Phone off? Hugh Jackman stops Broadway show for ringing

NEW YORK (Reuters) –
Theatergoers won't forget to turn their cell phones off again, after Australian actor Hugh Jackman stopped a Broadway show to ask one audience member to stop a phone from ringing.

"You want to get that?" Jackman said in character, after the ringing interrupted a tense moment in a preview performance of "A Steady Rain" last week. The show officially opens on Tuesday with Daniel Craig starring opposite Jackman.

"Grab your phone, it doesn't matter," said Jackman as the ringing continues.

"Come on, just turn it off ... we can wait. Just get the phone," Jackman continues to applause from the audience.

"Don't be embarrassed. Just grab it," he adds.

An amateur video of the incident was posted on video sharing website YouTube on Monday, and it seemed clear that the audience member did not want to reach for the phone at risk of being embarrassed.
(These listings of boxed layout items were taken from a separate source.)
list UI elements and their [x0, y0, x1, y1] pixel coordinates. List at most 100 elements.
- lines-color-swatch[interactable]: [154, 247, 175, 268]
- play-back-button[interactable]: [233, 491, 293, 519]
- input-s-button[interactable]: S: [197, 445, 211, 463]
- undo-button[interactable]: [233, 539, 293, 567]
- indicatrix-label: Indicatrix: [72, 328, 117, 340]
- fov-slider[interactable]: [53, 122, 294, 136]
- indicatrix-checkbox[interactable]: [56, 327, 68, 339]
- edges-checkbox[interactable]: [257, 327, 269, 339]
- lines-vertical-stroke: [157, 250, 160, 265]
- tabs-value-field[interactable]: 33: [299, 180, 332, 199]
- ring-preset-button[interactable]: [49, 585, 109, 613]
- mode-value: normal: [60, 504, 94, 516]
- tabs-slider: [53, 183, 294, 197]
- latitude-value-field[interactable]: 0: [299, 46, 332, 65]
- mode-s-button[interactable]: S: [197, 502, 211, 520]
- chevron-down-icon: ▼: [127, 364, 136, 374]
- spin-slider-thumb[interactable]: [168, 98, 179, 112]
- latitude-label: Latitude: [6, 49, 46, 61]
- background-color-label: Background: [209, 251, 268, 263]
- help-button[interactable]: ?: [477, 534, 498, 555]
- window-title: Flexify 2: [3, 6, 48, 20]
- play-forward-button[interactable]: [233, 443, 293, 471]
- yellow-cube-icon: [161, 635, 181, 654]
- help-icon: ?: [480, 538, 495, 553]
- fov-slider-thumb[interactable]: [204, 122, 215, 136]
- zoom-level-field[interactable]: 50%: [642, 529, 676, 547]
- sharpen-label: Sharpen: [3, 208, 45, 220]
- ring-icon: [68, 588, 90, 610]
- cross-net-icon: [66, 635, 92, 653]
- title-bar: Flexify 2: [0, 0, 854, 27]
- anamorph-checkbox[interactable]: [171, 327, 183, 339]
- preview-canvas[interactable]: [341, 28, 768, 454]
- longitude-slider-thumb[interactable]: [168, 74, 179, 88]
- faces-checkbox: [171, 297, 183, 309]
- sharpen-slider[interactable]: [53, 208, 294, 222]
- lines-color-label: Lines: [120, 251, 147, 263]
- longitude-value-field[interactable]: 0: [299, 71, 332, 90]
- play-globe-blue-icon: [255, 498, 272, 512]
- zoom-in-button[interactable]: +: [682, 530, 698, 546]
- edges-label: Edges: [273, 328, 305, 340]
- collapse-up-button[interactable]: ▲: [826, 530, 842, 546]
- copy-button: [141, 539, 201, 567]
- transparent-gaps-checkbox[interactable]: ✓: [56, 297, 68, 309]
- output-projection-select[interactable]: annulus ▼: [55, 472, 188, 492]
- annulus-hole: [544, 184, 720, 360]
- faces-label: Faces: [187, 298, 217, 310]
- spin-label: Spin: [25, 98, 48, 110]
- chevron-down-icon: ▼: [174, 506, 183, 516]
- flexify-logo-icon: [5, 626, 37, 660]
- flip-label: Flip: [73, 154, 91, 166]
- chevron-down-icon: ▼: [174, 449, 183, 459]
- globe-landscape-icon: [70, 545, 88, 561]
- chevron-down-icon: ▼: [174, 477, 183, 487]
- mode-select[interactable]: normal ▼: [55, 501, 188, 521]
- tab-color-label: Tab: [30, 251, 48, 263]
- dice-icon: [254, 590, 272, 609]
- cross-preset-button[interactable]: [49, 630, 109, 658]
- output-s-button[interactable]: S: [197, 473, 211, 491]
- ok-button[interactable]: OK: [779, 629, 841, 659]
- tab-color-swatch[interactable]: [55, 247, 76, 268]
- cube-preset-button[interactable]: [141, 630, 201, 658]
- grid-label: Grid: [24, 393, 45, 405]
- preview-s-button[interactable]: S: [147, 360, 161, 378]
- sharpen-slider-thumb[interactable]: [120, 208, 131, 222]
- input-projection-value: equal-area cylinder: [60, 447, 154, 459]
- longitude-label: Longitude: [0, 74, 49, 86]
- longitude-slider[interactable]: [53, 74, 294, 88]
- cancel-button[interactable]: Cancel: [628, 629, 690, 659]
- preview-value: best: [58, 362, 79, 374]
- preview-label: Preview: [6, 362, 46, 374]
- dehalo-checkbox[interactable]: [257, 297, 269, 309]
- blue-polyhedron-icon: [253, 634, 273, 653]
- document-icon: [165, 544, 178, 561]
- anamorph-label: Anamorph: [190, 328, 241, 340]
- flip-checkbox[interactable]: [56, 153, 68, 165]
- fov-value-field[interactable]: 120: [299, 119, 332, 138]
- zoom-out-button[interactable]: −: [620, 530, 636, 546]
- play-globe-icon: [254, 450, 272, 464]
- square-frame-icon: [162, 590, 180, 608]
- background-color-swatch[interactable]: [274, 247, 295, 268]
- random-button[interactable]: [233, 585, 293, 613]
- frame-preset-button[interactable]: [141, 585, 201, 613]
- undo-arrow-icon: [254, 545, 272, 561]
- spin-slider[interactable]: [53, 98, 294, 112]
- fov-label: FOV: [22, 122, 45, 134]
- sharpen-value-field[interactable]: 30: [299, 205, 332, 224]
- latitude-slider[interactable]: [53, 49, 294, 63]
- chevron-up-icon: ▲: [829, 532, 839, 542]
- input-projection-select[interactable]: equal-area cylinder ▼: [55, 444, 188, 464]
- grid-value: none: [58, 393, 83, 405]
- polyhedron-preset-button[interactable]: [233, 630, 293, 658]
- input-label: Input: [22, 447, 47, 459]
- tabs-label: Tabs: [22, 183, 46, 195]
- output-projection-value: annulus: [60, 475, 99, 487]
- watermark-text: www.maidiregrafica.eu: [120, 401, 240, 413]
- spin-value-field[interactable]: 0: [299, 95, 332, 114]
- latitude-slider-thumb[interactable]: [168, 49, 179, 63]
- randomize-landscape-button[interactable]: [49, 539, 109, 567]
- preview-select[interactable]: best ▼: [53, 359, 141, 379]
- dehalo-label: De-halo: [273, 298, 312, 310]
After several rings, it stopped.

"A Steady Rain," by playwright Keith Huff, is a drama about two Chicago policemen and their differing accounts of a few days that changed their lives with both Jackman and Craig adopting Chicago accents for their characters.

Early reviews of the play, which is scheduled to run until December 6, have praised the two actors, with a BBC review saying the pair had a "natural rapport and shared the spotlight," meeting all audience expectations.

Jackman, 40, best known as the superhero Wolverine in the "X-Men" movies, is returning to Broadway after his hit 2004 Tony-award winning role in the musical "The Boy from Oz."

Jackman and 41-year-old Craig are among a list of high profile film stars appearing on Broadway this year, which includes Geoffrey Rush, Catherine Zeta Jones, Sienna Miller, and Jude Law.